Both PR and marketing firms have sold to every exec at some point in their career, but what’s the difference — and do they have to be separated into different disciplines? Furthermore, if they can be combined, does PR now have a permanent place at the marketing and communications table?
Is PR different from marketing?
Historically, public relations and marketing have always been housed in separate camps. Whether internal departments or unaffiliated external agencies, it’s a separation that reflects a widely held industry viewpoint: that the two disciplines are exclusive and, therefore, incompatible. Yet as many trends now suggest, modern marketing and PR differences aren’t quite so set in stone. Not anymore, at least.
A core offering from any well-respected communications firm is quality content. Content that’s easily relatable to the public, relevant to the target audience, and published to influence a reader’s opinion or product consumption trajectory.
The same can be said of the core components in PR. The same quality content is at the center of every pre-planned PR campaign. A story with a strong hook, written in a style that a journalist can quickly adapt and publish for a relevant target audience. Something that will ultimately influence a reader’s opinion and future actions.
The communications strategy behind content marketing helps sell a product. PR content syndication helps sell a product, a person’s opinions, a platform, or a brand. So if the differences between PR and marketing aren’t so clear cut anymore, how can you tell where content marketing begins, and public relations end?
PR vs. Marketing
Despite having similar campaign outcomes, there is still a multitude of differences between PR and Marketing. Ultimately PR is a different animal because it entails a larger proportion of real-time reactivity vs. carefully pre-planned and long-term communication strategies.
PR is crisis management when a corporation destroys an ecosystem with an oil spill. It’s reputation management — and, if necessary — social rehabilitation when a public figure becomes too familiar with an intern. It’s thick-skinned interaction with bulldog journalists hungry for a quotable slip-up.
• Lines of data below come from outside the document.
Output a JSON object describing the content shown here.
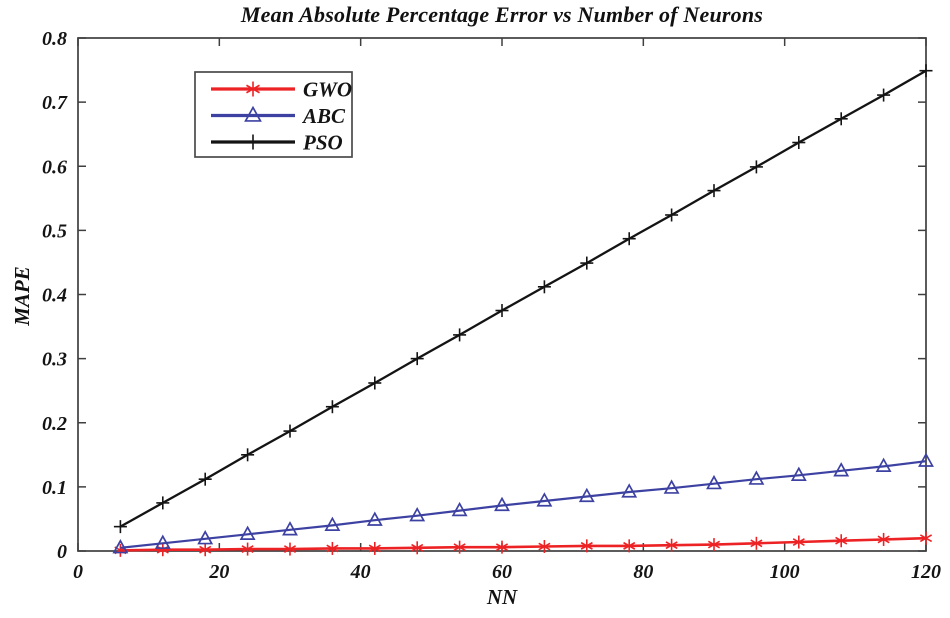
{
  "figure": {
    "background": "#ffffff"
  },
  "chart_data": {
    "type": "line",
    "title": "Mean Absolute Percentage Error vs Number of Neurons",
    "xlabel": "NN",
    "ylabel": "MAPE",
    "xlim": [
      0,
      120
    ],
    "ylim": [
      0,
      0.8
    ],
    "grid": false,
    "box": true,
    "axis_color": "#3f3f3f",
    "text_color": "#141414",
    "x_ticks": {
      "values": [
        0,
        20,
        40,
        60,
        80,
        100,
        120
      ],
      "labels": [
        "0",
        "20",
        "40",
        "60",
        "80",
        "100",
        "120"
      ]
    },
    "y_ticks": {
      "values": [
        0,
        0.1,
        0.2,
        0.3,
        0.4,
        0.5,
        0.6,
        0.7,
        0.8
      ],
      "labels": [
        "0",
        "0.1",
        "0.2",
        "0.3",
        "0.4",
        "0.5",
        "0.6",
        "0.7",
        "0.8"
      ]
    },
    "legend": {
      "position": "upper-left",
      "entries": [
        "GWO",
        "ABC",
        "PSO"
      ]
    },
    "x": [
      6,
      12,
      18,
      24,
      30,
      36,
      42,
      48,
      54,
      60,
      66,
      72,
      78,
      84,
      90,
      96,
      102,
      108,
      114,
      120
    ],
    "series": [
      {
        "name": "GWO",
        "color": "#ed2224",
        "marker": "asterisk",
        "values": [
          0.001,
          0.002,
          0.002,
          0.003,
          0.003,
          0.004,
          0.004,
          0.005,
          0.006,
          0.006,
          0.007,
          0.008,
          0.008,
          0.009,
          0.01,
          0.012,
          0.014,
          0.016,
          0.018,
          0.02
        ]
      },
      {
        "name": "ABC",
        "color": "#3d42a2",
        "marker": "triangle-up",
        "values": [
          0.005,
          0.012,
          0.019,
          0.026,
          0.033,
          0.04,
          0.048,
          0.055,
          0.063,
          0.071,
          0.078,
          0.085,
          0.092,
          0.098,
          0.105,
          0.112,
          0.118,
          0.125,
          0.132,
          0.14
        ]
      },
      {
        "name": "PSO",
        "color": "#141414",
        "marker": "plus",
        "values": [
          0.038,
          0.075,
          0.112,
          0.15,
          0.187,
          0.225,
          0.262,
          0.3,
          0.337,
          0.375,
          0.412,
          0.449,
          0.487,
          0.524,
          0.562,
          0.599,
          0.637,
          0.674,
          0.711,
          0.749
        ]
      }
    ]
  }
}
This reactive component of public relations will always exist in a separate sphere from marketing.
However, the proactive elements of public relations blur into what modern marketing and communication have become. PR teams spend weeks, if not months, carefully plotting a campaign to garner quality content coverage. Their client then appears online, on television, on the radio, and in newspapers, in line with that plan.
Marketing and communications agencies spend the same time strategizing campaigns with paid ad placements across those mediums. However, when they then combine this with quality organic content that garners unpaid exposure, their efforts begin to morph into PR.
When does marketing turn into PR?
A good example is when more people read a blog written for a marketing and communications campaign than an article written by a top New York Times columnist. In this instance, you remove the gatekeeper journalist and their publication from the equation, and instead, you engage the public directly. In essence, you become a media outlet in your own right. From here, media inquiries start to pour in, the reactive elements of PR are activated, and you or your communications firm has to be ready to capitalize on direct journalist interaction.
PR & marketing: how can you integrate the two?
Opinions and attitudes on this differ significantly, especially among the goliath old-guard PR firms who prefer to keep the disciplines separate at all costs. However, the more savvy communications strategists have already integrated marketing threads like PPC campaigns, reputation management, and video production with public relations.
The UK firm, Stickyeyes, was one of the first to combine reactive and proactive PR with SEO to deliver marketing and PR campaigns for Hilton Worldwide, MTV, and Hertz Europe on a multinational basis.
On this side of the Atlantic, Allegrow successfully executed the same model of pairing a PR outreach with strategies like long-burn organic SEO content drives and multi-vertical outreach strategies on social media. The average result? Coverage in dozens of national TV outlets, print, and digital column space, thousands of YouTube views, interview requests that continue for years, and surges in web traffic that drive sales conversions.
When should I separate PR & marketing?
Just because you can integrate PR and marketing doesn’t mean you always should. For example, if your client has a stockpile of lifesaving PPE that they want to share with those most in need — for free — during an international emergency, you should absolutely light that PR torch and signal the media to help you identify where to send it. You shouldn’t immediately launch an ad campaign to drive sales of that same product.
On the flip side, no media outlet will ever get excited about a PR pitch detailing a Post-it note resistant to extreme acceleration and zero gravity. However, if you hyper-target aerospace execs on LinkedIn with a video-demo ad campaign, you may end up with a contract to supply the International Space Station with stationery.